Мутно-зеленые от старости стекла окон домишек смотрят друг на друга взглядами трусливых жуликов. Посреди улицы ползет в гору извилистая колея, лавируя между глубоких рытвин, промытых дождями. Кое-где лежат поросшие бурьяном кучи щебня и разного мусора – это остатки или начала тех сооружений, которые безуспешно предпринимались обывателями в борьбе с потоками дождевой воды, стремительно стекавшей из города. Вверху, на горе, в пышной зелени густых садов прячутся красивые каменные дома, колокольни церквей гордо вздымаются в голубое небо, их золотые кресты ослепительно блестят на солнце.
В дожди город спускает на Въезжую улицу свою грязь, в сухое время осыпает ее пылью, – и все эти уродливые домики кажутся тоже сброшенными оттуда, сверху, сметенными, как мусор, чьей-то могучей рукой.
Приплюснутые к земле, они усеяли собой всю гору, полугнилые, немощные, окрашенные солнцем, пылью и дождями в тот серовато-грязный колорит, который принимает дерево в старости.
В конце этой улицы, выброшенный из города под гору, стоял длинный двухэтажный выморочный дом купца Петунникова. Он крайний в порядке, он уже под горой, дальше за ним широко развертывается поле, обрезанное в полуверсте крутым обрывом к реке.
Большой старый дом имел самую мрачную физиономию среди своих соседей. Весь он покривился, в двух рядах его окон не было ни одного, сохранившего правильную форму, и осколки стекол в изломанных рамах имели зеленовато-мутный цвет болотной воды.
Простенки между окон испещряли трещины и темные пятна отвалившейся штукатурки – точно время иероглифами написало на стенах дома его биографию. Крыша, наклонившаяся на улицу, еще более увеличивала его плачевный вид – казалось, что дом нагнулся к земле и покорно ждет от судьбы последнего удара, который превратит его в бесформенную груду полугнилых обломков.

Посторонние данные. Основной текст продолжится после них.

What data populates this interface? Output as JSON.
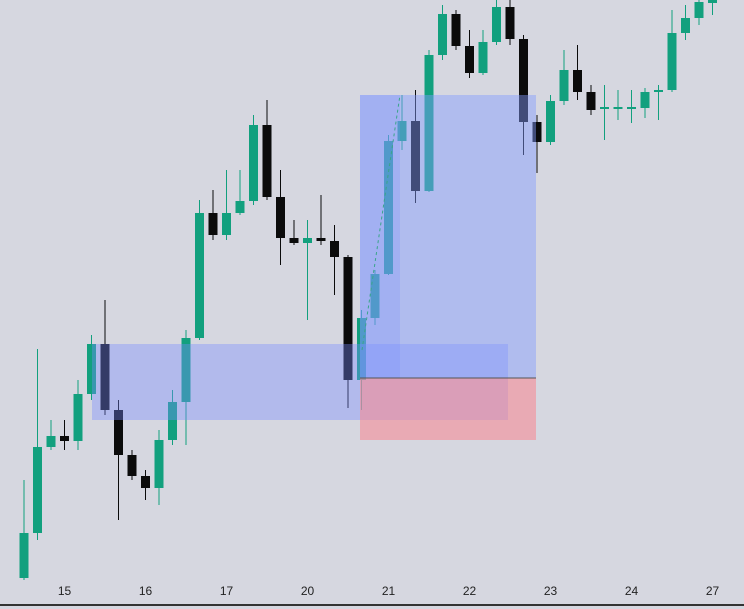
{
  "chart_data": {
    "type": "candlestick",
    "categories": [
      null,
      null,
      null,
      "15",
      null,
      null,
      null,
      null,
      null,
      "16",
      null,
      null,
      null,
      null,
      null,
      "17",
      null,
      null,
      null,
      null,
      null,
      "20",
      null,
      null,
      null,
      null,
      null,
      "21",
      null,
      null,
      null,
      null,
      null,
      "22",
      null,
      null,
      null,
      null,
      null,
      "23",
      null,
      null,
      null,
      null,
      null,
      "24",
      null,
      null,
      null,
      null,
      null,
      "27"
    ],
    "open": [
      31,
      76,
      162,
      173,
      168,
      215,
      265,
      199,
      154,
      133,
      121,
      169,
      207,
      271,
      396,
      374,
      396,
      408,
      484,
      412,
      371,
      366,
      371,
      368,
      352,
      229,
      291,
      335,
      468,
      488,
      418,
      554,
      595,
      563,
      536,
      567,
      602,
      570,
      487,
      467,
      508,
      539,
      517,
      500,
      500,
      500,
      501,
      517,
      519,
      576,
      591,
      606
    ],
    "high": [
      129,
      260,
      189,
      189,
      229,
      274,
      309,
      209,
      159,
      139,
      179,
      219,
      279,
      409,
      419,
      439,
      439,
      494,
      509,
      439,
      389,
      389,
      414,
      384,
      354,
      299,
      339,
      474,
      514,
      519,
      559,
      604,
      599,
      579,
      579,
      609,
      609,
      574,
      494,
      514,
      559,
      564,
      524,
      524,
      519,
      519,
      521,
      524,
      599,
      604,
      609,
      609
    ],
    "low": [
      29,
      69,
      159,
      159,
      159,
      209,
      194,
      89,
      129,
      109,
      104,
      164,
      164,
      269,
      369,
      369,
      394,
      404,
      409,
      344,
      364,
      289,
      364,
      314,
      201,
      199,
      284,
      334,
      459,
      406,
      417,
      549,
      559,
      531,
      534,
      564,
      564,
      454,
      436,
      464,
      504,
      509,
      494,
      469,
      489,
      486,
      491,
      489,
      517,
      569,
      584,
      594
    ],
    "close": [
      76,
      162,
      173,
      168,
      215,
      265,
      199,
      154,
      133,
      121,
      169,
      207,
      271,
      396,
      374,
      396,
      408,
      484,
      412,
      371,
      366,
      371,
      368,
      352,
      229,
      291,
      335,
      468,
      488,
      418,
      554,
      595,
      563,
      536,
      567,
      602,
      570,
      487,
      467,
      508,
      539,
      517,
      499,
      502,
      502,
      502,
      517,
      519,
      576,
      591,
      607,
      609
    ],
    "up_color": "#12a07e",
    "down_color": "#0b0b0b",
    "ylim": [
      0,
      609
    ]
  }
}
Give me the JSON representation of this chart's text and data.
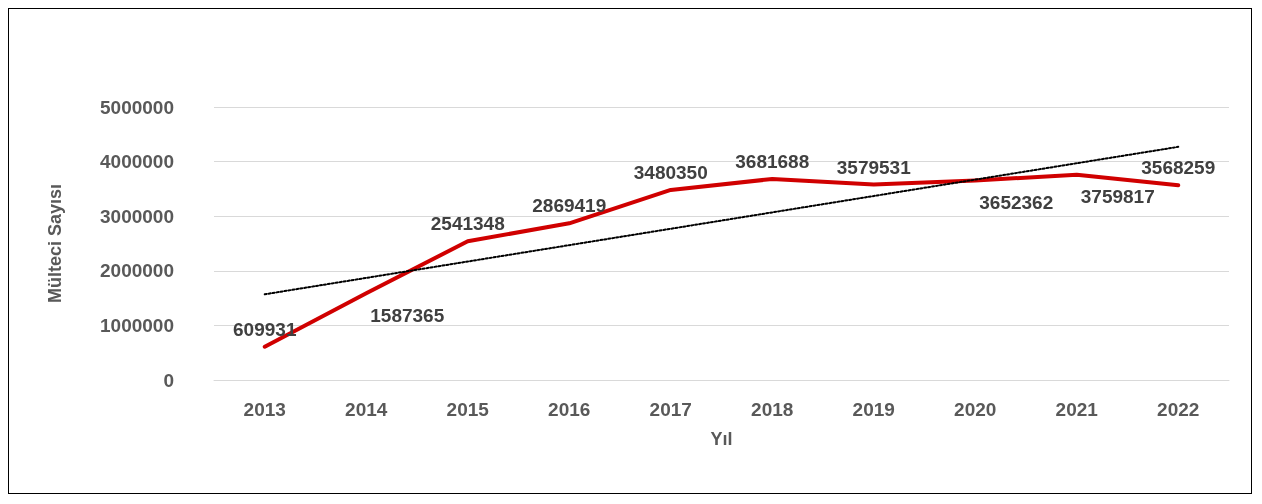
{
  "chart_data": {
    "type": "line",
    "xlabel": "Yıl",
    "ylabel": "Mülteci Sayısı",
    "categories": [
      "2013",
      "2014",
      "2015",
      "2016",
      "2017",
      "2018",
      "2019",
      "2020",
      "2021",
      "2022"
    ],
    "series": [
      {
        "color": "#d00000",
        "values": [
          609931,
          1587365,
          2541348,
          2869419,
          3480350,
          3681688,
          3579531,
          3652362,
          3759817,
          3568259
        ],
        "value_labels": [
          "609931",
          "1587365",
          "2541348",
          "2869419",
          "3480350",
          "3681688",
          "3579531",
          "3652362",
          "3759817",
          "3568259"
        ]
      },
      {
        "type": "line",
        "color": "#000000",
        "line_style": "dotted",
        "values": [
          1570000,
          null,
          null,
          null,
          null,
          null,
          null,
          null,
          null,
          4270000
        ]
      }
    ],
    "ylim": [
      0,
      5000000
    ],
    "yticks": [
      0,
      1000000,
      2000000,
      3000000,
      4000000,
      5000000
    ],
    "grid": "y",
    "marker": "none",
    "line_style": "solid"
  }
}
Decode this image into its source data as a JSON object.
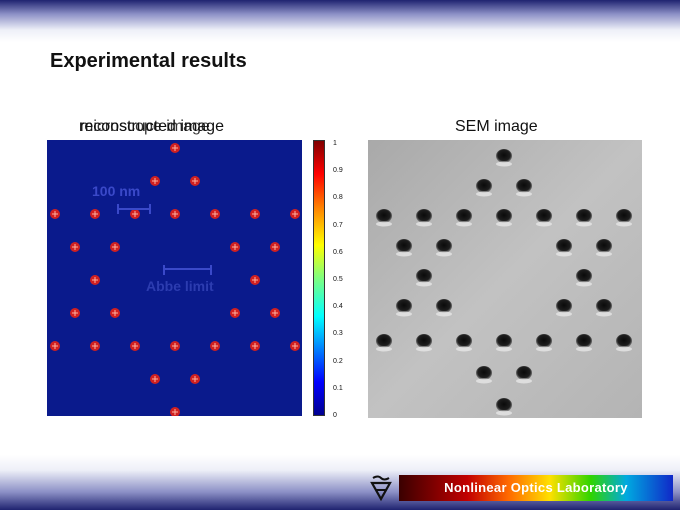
{
  "slide": {
    "title": "Experimental results"
  },
  "left_panel": {
    "label_reconstructed": "reconstructed image",
    "label_microscope": "microscope image",
    "scalebar_label_1": "100 nm",
    "scalebar_label_2": "Abbe limit"
  },
  "right_panel": {
    "label": "SEM image"
  },
  "colorbar": {
    "ticks": [
      "1",
      "0.9",
      "0.8",
      "0.7",
      "0.6",
      "0.5",
      "0.4",
      "0.3",
      "0.2",
      "0.1",
      "0"
    ]
  },
  "footer": {
    "lab_name": "Nonlinear Optics Laboratory",
    "logo_icon": "technion-logo-icon"
  },
  "colors": {
    "plot_bg": "#0a1a8c",
    "marker": "#d02020",
    "annotation": "#3a49c9"
  }
}
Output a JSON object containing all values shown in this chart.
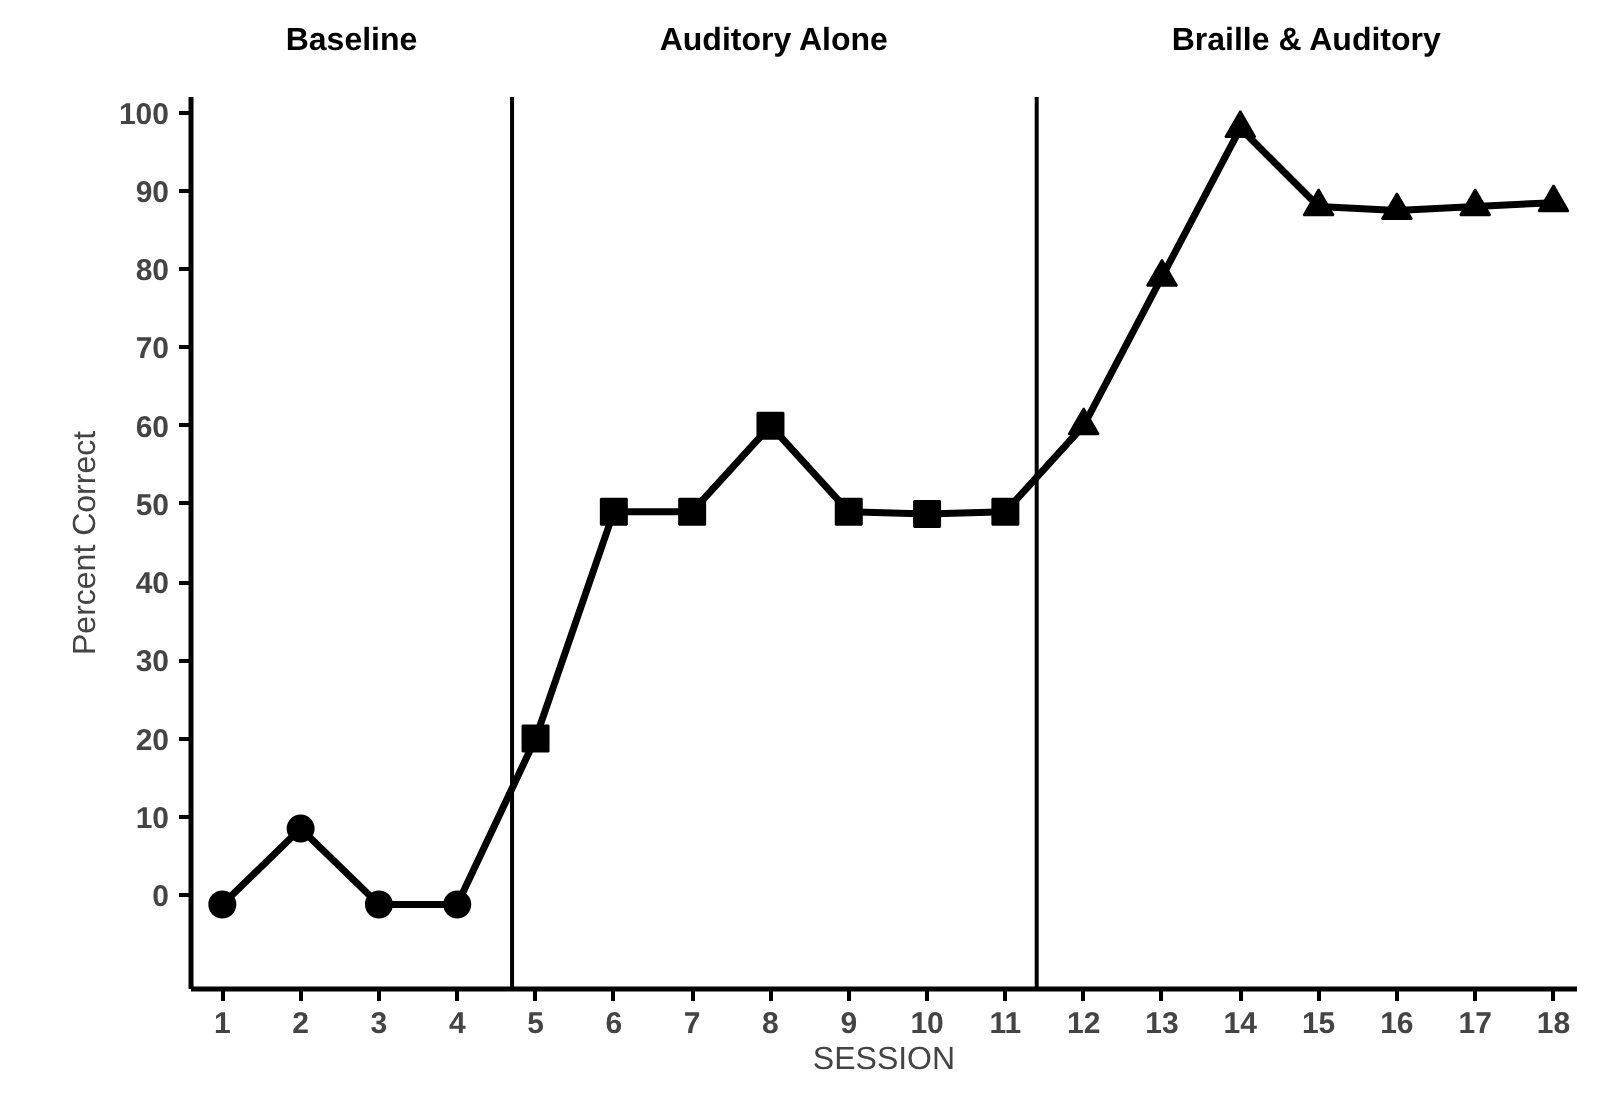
{
  "chart_data": {
    "type": "line",
    "xlabel": "SESSION",
    "ylabel": "Percent Correct",
    "xlim": [
      0.6,
      18.3
    ],
    "ylim": [
      -12,
      102
    ],
    "xticks": [
      1,
      2,
      3,
      4,
      5,
      6,
      7,
      8,
      9,
      10,
      11,
      12,
      13,
      14,
      15,
      16,
      17,
      18
    ],
    "yticks": [
      0,
      10,
      20,
      30,
      40,
      50,
      60,
      70,
      80,
      90,
      100
    ],
    "annotations": [
      "Baseline",
      "Auditory Alone",
      "Braille & Auditory"
    ],
    "ref_lines": [
      {
        "axis": "x",
        "value": 4.7,
        "color": "#000000"
      },
      {
        "axis": "x",
        "value": 11.4,
        "color": "#000000"
      }
    ],
    "series": [
      {
        "marker": "none",
        "color": "#000000",
        "x": [
          1,
          2,
          3,
          4,
          5,
          6,
          7,
          8,
          9,
          10,
          11,
          12,
          13,
          14,
          15,
          16,
          17,
          18
        ],
        "values": [
          -1.2,
          8.5,
          -1.2,
          -1.2,
          20,
          49,
          49,
          60,
          49,
          48.7,
          49,
          60,
          79,
          98,
          88,
          87.5,
          88,
          88.5
        ]
      },
      {
        "type": "scatter",
        "marker": "circle",
        "color": "#000000",
        "x": [
          1,
          2,
          3,
          4
        ],
        "values": [
          -1.2,
          8.5,
          -1.2,
          -1.2
        ]
      },
      {
        "type": "scatter",
        "marker": "square",
        "color": "#000000",
        "x": [
          5,
          6,
          7,
          8,
          9,
          10,
          11
        ],
        "values": [
          20,
          49,
          49,
          60,
          49,
          48.7,
          49
        ]
      },
      {
        "type": "scatter",
        "marker": "triangle",
        "color": "#000000",
        "x": [
          12,
          13,
          14,
          15,
          16,
          17,
          18
        ],
        "values": [
          60,
          79,
          98,
          88,
          87.5,
          88,
          88.5
        ]
      }
    ]
  }
}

Ворота отворены – одна половинка их, сорванная с петель, лежит на земле, и в щели, между ее досками, проросла трава, густо покрывшая большой, пустынный двор дома. В глубине двора – низенькое закопченное здание с железной крышей на один скат. Самый дом необитаем, но в этом здании, раньше кузнице, теперь помещалась «ночлежка», содержимая ротмистром в отставке Аристидом Фомичом Кувалдой.
Внутри ночлежка – длинная, мрачная нора, размером в четыре и шесть сажен; она освещалась – только с одной стороны – четырьмя маленькими окнами и широкой дверью. Кирпичные, нештукатуренные стены ее черны от копоти, потолок, из барочного днища, тоже прокоптел до черноты; посреди ее помещалась громадная печь, основанием которой служил горн, а вокруг печи и по стенам шли широкие нары с кучками всякой рухляди, служившей ночлежникам постелями. От стен пахло дымом, от земляного пола – сыростью, от нар – гниющим тряпьем.
Помещение хозяина ночлежки находилось на печи, нары вокруг печи были почетным местом, и на них размещались те ночлежники, которые пользовались благоволением и дружбой хозяина.
День ротмистр всегда проводил у двери в ночлежку, сидя в некотором подобии кресла, собственноручно сложенного им из кирпичей, или же в харчевне Егора Вавилова, находившейся наискось от дома Петунникова; там ротмистр обедал и пил водку.
Перед тем, как снять это помещение, Аристид Кувалда имел в городе бюро для рекомендации прислуги; восходя выше в его прошлое, можно было узнать, что он имел типографию, а до типографии он, по его словам, – «просто – жил! И славно жил, черт возьми! Умеючи жил, могу сказать!».
Это был широкоплечий высокий человек лет пятидесяти, с рябым, опухшим от пьянства лицом, в широкой грязно-желтой бороде. Глаза у него серые, огромные, дерзко веселые; говорил он басом, с рокотаньем в горле, и почти всегда в зубах его торчала немецкая фарфоровая трубка с выгнутым чубуком. Когда он сердился, ноздри большого, горбатого, красного носа широко раздувались и губы вздрагивали, обнажая два ряда крупных, как у волка, желтых зубов. Длиннорукий, колченогий, одетый в грязную и рваную офицерскую шинель, в сальной фуражке с красным околышем, но без козырька, в худых валенках, доходивших ему до колен, – поутру он неизменно был в тяжелом состоянии похмелья, а вечером – навеселе. Допьяна он не мог напиться, сколько бы ни выпил, и веселого расположения духа никогда не терял.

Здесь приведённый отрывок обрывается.